A movimentação chama atenção justamente pelo contato direto com o eleitor, em uma estratégia que busca transformar a campanha de eventos fechados em presença efetiva nas ruas.
E Raquel não pretende parar por aí. Nesta quarta-feira, às 8h, ela volta à Agamenon Magalhães para uma nova panfletagem, desta vez no sinal do Derby. A ideia é repetir a estratégia e ampliar a exposição junto ao eleitorado recifense.

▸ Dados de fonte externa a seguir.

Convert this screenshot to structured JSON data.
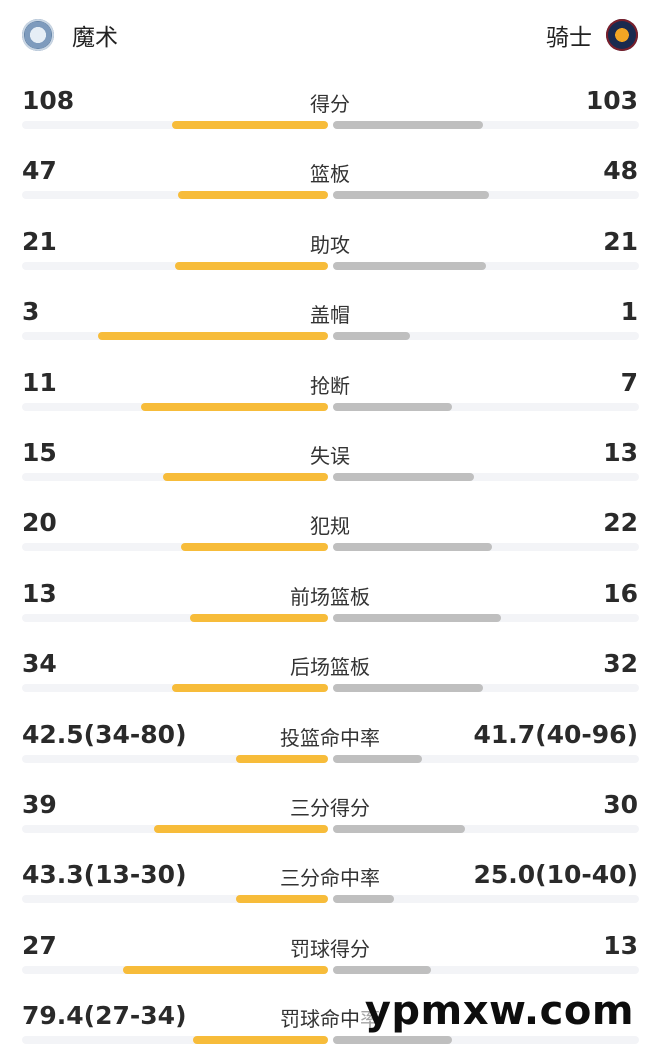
{
  "home": {
    "name": "魔术",
    "logo_icon": "orlando-magic-logo-icon",
    "bar_color": "#f7bc3a"
  },
  "away": {
    "name": "骑士",
    "logo_icon": "cleveland-cavaliers-logo-icon",
    "bar_color": "#bfbfbf"
  },
  "stats": [
    {
      "label": "得分",
      "home": "108",
      "away": "103",
      "home_fraction": 0.51,
      "away_fraction": 0.49
    },
    {
      "label": "篮板",
      "home": "47",
      "away": "48",
      "home_fraction": 0.49,
      "away_fraction": 0.51
    },
    {
      "label": "助攻",
      "home": "21",
      "away": "21",
      "home_fraction": 0.5,
      "away_fraction": 0.5
    },
    {
      "label": "盖帽",
      "home": "3",
      "away": "1",
      "home_fraction": 0.75,
      "away_fraction": 0.25
    },
    {
      "label": "抢断",
      "home": "11",
      "away": "7",
      "home_fraction": 0.61,
      "away_fraction": 0.39
    },
    {
      "label": "失误",
      "home": "15",
      "away": "13",
      "home_fraction": 0.54,
      "away_fraction": 0.46
    },
    {
      "label": "犯规",
      "home": "20",
      "away": "22",
      "home_fraction": 0.48,
      "away_fraction": 0.52
    },
    {
      "label": "前场篮板",
      "home": "13",
      "away": "16",
      "home_fraction": 0.45,
      "away_fraction": 0.55
    },
    {
      "label": "后场篮板",
      "home": "34",
      "away": "32",
      "home_fraction": 0.51,
      "away_fraction": 0.49
    },
    {
      "label": "投篮命中率",
      "home": "42.5(34-80)",
      "away": "41.7(40-96)",
      "home_fraction": 0.3,
      "away_fraction": 0.29
    },
    {
      "label": "三分得分",
      "home": "39",
      "away": "30",
      "home_fraction": 0.57,
      "away_fraction": 0.43
    },
    {
      "label": "三分命中率",
      "home": "43.3(13-30)",
      "away": "25.0(10-40)",
      "home_fraction": 0.3,
      "away_fraction": 0.2
    },
    {
      "label": "罚球得分",
      "home": "27",
      "away": "13",
      "home_fraction": 0.67,
      "away_fraction": 0.32
    },
    {
      "label": "罚球命中率",
      "home": "79.4(27-34)",
      "away": "",
      "home_fraction": 0.44,
      "away_fraction": 0.39
    }
  ],
  "watermark": "ypmxw.com"
}
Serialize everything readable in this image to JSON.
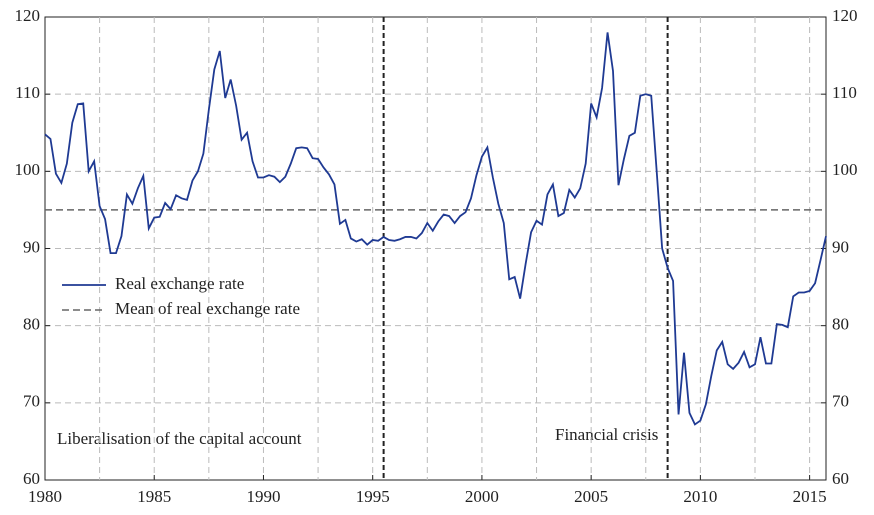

Do outro lado da disputa, João Campos terá uma agenda concentrada no interior do Estado. Às 7h30, o candidato participa de uma sabatina remota na Rádio Grande Rio, de Petrolina.
À tarde, às 15h, João estará em Nazaré da Mata para um encontro com motociclistas. Já às 18h, segue para Vicência, também na Mata Norte, onde inaugura o Espaço 40.
A diferença de agendas revela também dois movimentos distintos nesta etapa da campanha: enquanto Raquel aposta no contato direto e espontâneo nas ruas da capital, João Campos amplia sua presença regional e busca fortalecer sua estrutura política no interior.
Com a campanha avançando, cada gesto começa a ganhar peso eleitoral. Panfletagem, caminhada, inauguração de comitê e presença em eventos deixaram de ser apenas compromissos de agenda e passaram a funcionar como demonstrações de força política.
Na Lupa: a disputa pelo Governo de Pernambuco entra definitivamente na fase do corpo a corpo. E, quando a eleição começa a ser decidida também no contato direto com o eleitor, estar nas ruas passa a ser tão importante quanto aparecer nas pesquisas.